The jewelers, in letters to the EPA or by signing the Bristol Bay Protection Pledge, cite the danger posed by what would be the largest open pit mine in North America to the world’s largest wild salmon fishery. The gold and copper mine, a project of Anglo American PLC of London and Northern Dynasty Minerals Ltd of Canada, would dispose of billions of tons of toxic mine waste within the watershed as detailed in the Environmental Protection Agency's Draft Impact Assessment and reported in Mother Jones on May 29th, 2013.

“When a foreign mining company lobbies Washington for permission to dig the largest open pit mine in North America in the middle of one of Alaska’s most ecologically sensitive areas, it is clearly time for the White House to say 'no,'” said Brian Leber, President of Leber Jeweler Inc., and a third generation jeweler. “The EPA has the authority to prevent this travesty, but they need to act now.”

Jewelry demand accounts for more than 65% of annual mined production of gold. The proposed Pebble Mine contains the world’s largest undeveloped gold deposit, according to the mining companies.

“The American public doesn’t want to see the gold jewelry they buy come at the expense of the world’s greatest wild salmon fishery,” said Bonnie Gestring of Earthworks, a nonprofit conservation organization. “We commend the jewelers for their principled position.”

Jewelers have also joined commercial fishermen, Alaska Native Tribes, investors, supermarkets, and sportsmen in calling on the EPA to protect Bristol Bay by invoking section 404c of the Clean Water Act to restrict the dumping of mine waste in streams and wetlands that drain into the bay. The EPA’s own draft impact statement, released earlier this year and open for comment through June 30th, finds that 90 miles of streams could be blocked or eliminated, another 34 miles harmed by reduced stream flow, and 4,800 acres of wetlands destroyed under normal operation of the mine.

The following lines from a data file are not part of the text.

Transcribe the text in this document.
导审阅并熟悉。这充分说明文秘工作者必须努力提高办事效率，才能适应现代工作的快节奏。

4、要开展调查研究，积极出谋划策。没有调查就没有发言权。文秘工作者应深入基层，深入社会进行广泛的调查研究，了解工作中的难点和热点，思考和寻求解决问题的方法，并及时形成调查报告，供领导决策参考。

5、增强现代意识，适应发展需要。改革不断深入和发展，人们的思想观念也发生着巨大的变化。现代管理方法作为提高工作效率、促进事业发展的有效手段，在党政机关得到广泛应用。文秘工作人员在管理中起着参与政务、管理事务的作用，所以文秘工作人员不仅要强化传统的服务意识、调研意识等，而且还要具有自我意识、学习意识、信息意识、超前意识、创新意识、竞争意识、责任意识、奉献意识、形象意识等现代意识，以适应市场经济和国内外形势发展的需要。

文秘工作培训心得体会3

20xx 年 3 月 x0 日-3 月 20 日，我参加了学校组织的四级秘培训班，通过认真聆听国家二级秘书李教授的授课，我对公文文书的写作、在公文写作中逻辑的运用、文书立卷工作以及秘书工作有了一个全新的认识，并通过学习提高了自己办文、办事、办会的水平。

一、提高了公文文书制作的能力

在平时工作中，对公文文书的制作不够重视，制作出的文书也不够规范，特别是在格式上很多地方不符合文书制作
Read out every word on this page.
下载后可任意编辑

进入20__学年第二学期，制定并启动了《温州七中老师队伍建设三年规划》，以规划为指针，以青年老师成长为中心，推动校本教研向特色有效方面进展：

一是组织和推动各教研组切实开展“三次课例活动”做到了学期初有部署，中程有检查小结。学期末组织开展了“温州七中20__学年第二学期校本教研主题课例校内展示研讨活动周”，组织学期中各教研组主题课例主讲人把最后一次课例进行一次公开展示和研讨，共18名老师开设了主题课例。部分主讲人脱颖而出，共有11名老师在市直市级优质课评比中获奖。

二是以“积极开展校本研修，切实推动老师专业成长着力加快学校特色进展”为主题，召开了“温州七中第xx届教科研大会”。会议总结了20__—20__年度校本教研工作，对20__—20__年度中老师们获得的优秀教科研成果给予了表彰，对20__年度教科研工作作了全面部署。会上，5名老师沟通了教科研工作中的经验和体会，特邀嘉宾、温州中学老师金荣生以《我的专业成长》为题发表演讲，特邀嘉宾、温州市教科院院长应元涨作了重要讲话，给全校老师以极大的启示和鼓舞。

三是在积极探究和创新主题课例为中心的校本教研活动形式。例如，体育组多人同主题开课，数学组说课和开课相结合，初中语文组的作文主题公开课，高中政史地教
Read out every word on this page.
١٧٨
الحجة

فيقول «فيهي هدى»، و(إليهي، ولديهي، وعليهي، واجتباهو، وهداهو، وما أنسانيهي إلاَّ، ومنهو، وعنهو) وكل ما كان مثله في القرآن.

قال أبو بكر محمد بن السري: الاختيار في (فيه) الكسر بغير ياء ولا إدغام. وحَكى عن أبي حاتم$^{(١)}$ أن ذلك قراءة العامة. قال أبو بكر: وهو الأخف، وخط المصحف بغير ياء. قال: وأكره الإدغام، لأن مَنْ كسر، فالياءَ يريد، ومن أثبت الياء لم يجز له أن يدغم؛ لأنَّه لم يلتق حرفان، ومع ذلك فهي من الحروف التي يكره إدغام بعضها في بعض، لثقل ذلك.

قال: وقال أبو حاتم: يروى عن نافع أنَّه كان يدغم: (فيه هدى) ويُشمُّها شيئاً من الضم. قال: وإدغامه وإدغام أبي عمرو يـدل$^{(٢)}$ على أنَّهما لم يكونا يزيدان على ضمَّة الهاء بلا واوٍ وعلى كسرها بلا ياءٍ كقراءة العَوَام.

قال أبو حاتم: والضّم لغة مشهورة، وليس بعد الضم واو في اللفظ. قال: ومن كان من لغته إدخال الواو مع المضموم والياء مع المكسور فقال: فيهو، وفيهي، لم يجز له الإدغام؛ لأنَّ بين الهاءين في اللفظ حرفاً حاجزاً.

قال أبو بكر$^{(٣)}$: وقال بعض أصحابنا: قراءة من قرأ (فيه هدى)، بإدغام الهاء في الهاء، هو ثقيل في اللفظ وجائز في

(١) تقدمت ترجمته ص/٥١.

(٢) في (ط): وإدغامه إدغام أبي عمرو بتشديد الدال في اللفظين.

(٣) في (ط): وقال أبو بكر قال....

“Pacific Northwest wild salmon are practically gone, and the jobs that depended on them are gone, too,” said Christina Miller, director of Ethical Metalsmiths. “EPA knows Bristol Bay is headed down the same road if they allow the Pebble Mine to move ahead. That’s why our member jewelers urge the EPA to keep toxic mine waste out of Bristol Bay’s waters.”

The fishery provides 14,000 jobs for hard-working fishermen, and a recent study by the University of Alaska’s Institute for Social and Economic Research valued the economic impact of the fishery at $1.5 billion annually.